Переход от органического к неорганическому (кожица на монолите), от природного к техническому («истмевает» — комбинация «истлевает» и греческого isthmós, «перешеек») — постоянный мотив в этих переливчатых стихах. «Переплавки горклый протокол / на межзвездных стенках / ковша из непролазной пущи / сведенной пустоты» — возможно, слишком загроможденное описание Большой Медведицы, но каждое слово тут значимо, расстояния между звездами почувствованы, человеческое восприятие этих далеких друг от друга звезд запротоколировано. Ставрогина занимается поэтической картографией, проясняет или самостоятельно намечает отношения между категориями, сближает далековатые понятия — продолжая тем самым линии Аркадия Драгомощенко и, может быть, Михаила Еремина. Впору перефразировать Уитмена: «I am small, I contain multitudes». Действительно, это один из самых действенных фокусов минимализма: расстояния, измеряемые в парсеках, так же сходятся в небольшом стихотворении, как в человеческом зрачке; вечный союз познания и недоверия показан одновременно на уровне атомов и на уровне большого библейского нарратива: «Немея в янтаре / атома, персты Фомы / все в тех же кольцах».

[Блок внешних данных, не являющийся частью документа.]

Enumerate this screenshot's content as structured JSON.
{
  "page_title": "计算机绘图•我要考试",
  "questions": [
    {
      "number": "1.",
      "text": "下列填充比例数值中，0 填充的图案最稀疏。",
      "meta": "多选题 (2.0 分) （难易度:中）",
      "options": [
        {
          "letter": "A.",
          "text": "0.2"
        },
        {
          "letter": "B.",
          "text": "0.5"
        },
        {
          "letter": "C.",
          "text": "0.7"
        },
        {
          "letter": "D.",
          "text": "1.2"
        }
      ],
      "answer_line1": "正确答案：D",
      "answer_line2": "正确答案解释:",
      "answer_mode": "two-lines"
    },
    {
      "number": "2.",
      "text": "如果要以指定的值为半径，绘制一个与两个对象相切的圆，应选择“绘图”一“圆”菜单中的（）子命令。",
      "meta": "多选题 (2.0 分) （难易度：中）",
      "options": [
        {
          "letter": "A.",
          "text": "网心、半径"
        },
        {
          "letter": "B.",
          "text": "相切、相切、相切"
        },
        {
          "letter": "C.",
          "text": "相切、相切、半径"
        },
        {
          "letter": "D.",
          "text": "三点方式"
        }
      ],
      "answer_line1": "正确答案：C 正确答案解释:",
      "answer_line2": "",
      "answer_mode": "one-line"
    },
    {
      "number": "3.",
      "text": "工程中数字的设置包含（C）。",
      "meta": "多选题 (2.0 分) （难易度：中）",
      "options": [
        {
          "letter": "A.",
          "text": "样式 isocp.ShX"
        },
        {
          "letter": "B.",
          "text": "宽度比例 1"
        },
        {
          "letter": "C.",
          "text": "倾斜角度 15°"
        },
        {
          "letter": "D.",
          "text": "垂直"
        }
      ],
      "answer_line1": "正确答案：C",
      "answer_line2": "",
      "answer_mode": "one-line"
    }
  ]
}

Это завораживающие стихи, в конце концов. Геологические отсылки в них наводят на мысль об алхимии:

Алый брак
воды и
звезды, метеоритный
сахар падает,
сбит загаданным,
в исполнение: ил

Прозрачный, проточный ад
орошает поля
тростника, свекловицы
Ни рубиновой, ни изумрудной,
ни алмазной:
бамбуковая,
травяная, древесная, в бусинах
доразумных сердец, поражаемых
вне сени
темени, времени

В пеленах
полудвижения,
непроявленной жизни
побеги, кривящиеся
на свет

Метафизическая поэзия жива, сложна, требовательна. Хорошо раз в восемь лет получать такую новость от Нины Ставрогиной.